首の痛みが気になるときは、しきりに首を動かそうとする人がいますが、首(頚椎)は頭から胴体へ大きな神経が通っている大切な部分なので、動作するときは気持ちが良いとか悪いとかがわかるくらい、ゆっくりとした動作で行うのがよいでしょう
[動作解説]
イスに座った調整運動を紹介します。この運動では背中のゆがみを取り除くことができる場合もあります。
[実技の概略] ゆっくりと首を回しながら、違和感や痛みのある箇所(特定の首の角度)を探ります。
その痛みなどを感じるところと正反対の位置に頭を傾けて静止させ、徐々に脱力するという動作を数回繰り返します。
正反対の位置とは、右を向いた時に痛みがあるならば左を向いて行います。
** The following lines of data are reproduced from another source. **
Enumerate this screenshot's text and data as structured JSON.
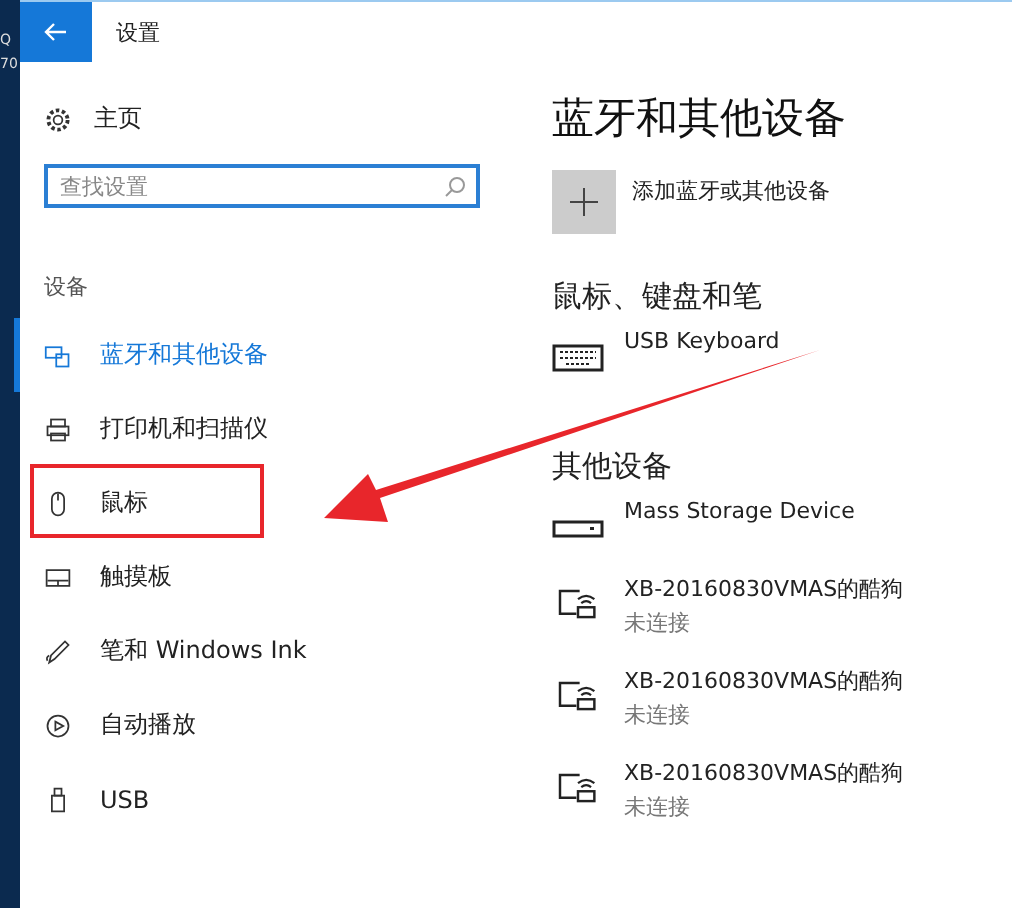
{
  "desktop_edge": {
    "texts": [
      "Q",
      "70"
    ]
  },
  "window": {
    "title": "设置"
  },
  "sidebar": {
    "home": "主页",
    "search": {
      "placeholder": "查找设置"
    },
    "section": "设备",
    "items": [
      {
        "label": "蓝牙和其他设备",
        "kind": "bluetooth",
        "selected": true
      },
      {
        "label": "打印机和扫描仪",
        "kind": "printer",
        "selected": false
      },
      {
        "label": "鼠标",
        "kind": "mouse",
        "selected": false
      },
      {
        "label": "触摸板",
        "kind": "touchpad",
        "selected": false
      },
      {
        "label": "笔和 Windows Ink",
        "kind": "pen",
        "selected": false
      },
      {
        "label": "自动播放",
        "kind": "autoplay",
        "selected": false
      },
      {
        "label": "USB",
        "kind": "usb",
        "selected": false
      }
    ]
  },
  "content": {
    "title": "蓝牙和其他设备",
    "add_button": "添加蓝牙或其他设备",
    "groups": [
      {
        "heading": "鼠标、键盘和笔",
        "devices": [
          {
            "name": "USB Keyboard",
            "kind": "keyboard"
          }
        ]
      },
      {
        "heading": "其他设备",
        "devices": [
          {
            "name": "Mass Storage Device",
            "kind": "drive"
          },
          {
            "name": "XB-20160830VMAS的酷狗",
            "status": "未连接",
            "kind": "wireless"
          },
          {
            "name": "XB-20160830VMAS的酷狗",
            "status": "未连接",
            "kind": "wireless"
          },
          {
            "name": "XB-20160830VMAS的酷狗",
            "status": "未连接",
            "kind": "wireless"
          }
        ]
      }
    ]
  },
  "annotation": {
    "highlight_frame": true,
    "arrow": true
  }
}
右斜め後ろなら、左斜め前という具合です。
*違和感や痛みのある姿勢はゆがみのある姿勢なので、その反対の姿勢を行うことによってゆがみを調整します。
[写真説明]
準備 イスに座り、姿勢を正して目を閉じます。
① 頭を前にゆっくり下げ、回しやすい方にゆっくり首を回していきます。
② 後頭部の痛みとか、ピリッとする気になる違和感のある箇所を見つけます。
③ 気になる位置が左斜め後方だったとします。この位置で4~5秒静止します。
④ ③の正反対の位置(右斜め前)にできるだけゆっくりと頭を移動させ、この状態で再び4~5秒静止させます。
⑤ ここから上半身すべてをゆっくりと脱力させてゆきます。
⑥ 全体を脱力できたら上半身を起こしますが、このとき腰椎から順に背骨を積み重ねるようなイメージ上体を起こしてゆきます。最後に深呼吸。
*①から⑥までを1回として、3~5回くらい行ってみましょう。
 (ワンポイントアドバイス)
*違和感や痛みのある姿勢と反対の姿勢をさがしましょう。
*ゆっくり下ろすと効果も高まります。 *目を閉じて行うと首に意識を専念させることができます。
*1回ごとに痛みや違和感の箇所が変わることが多くあります。
*違和感がなくなるまで回数を続けます。
*最も違和感のある箇所から優先的に行いましょう。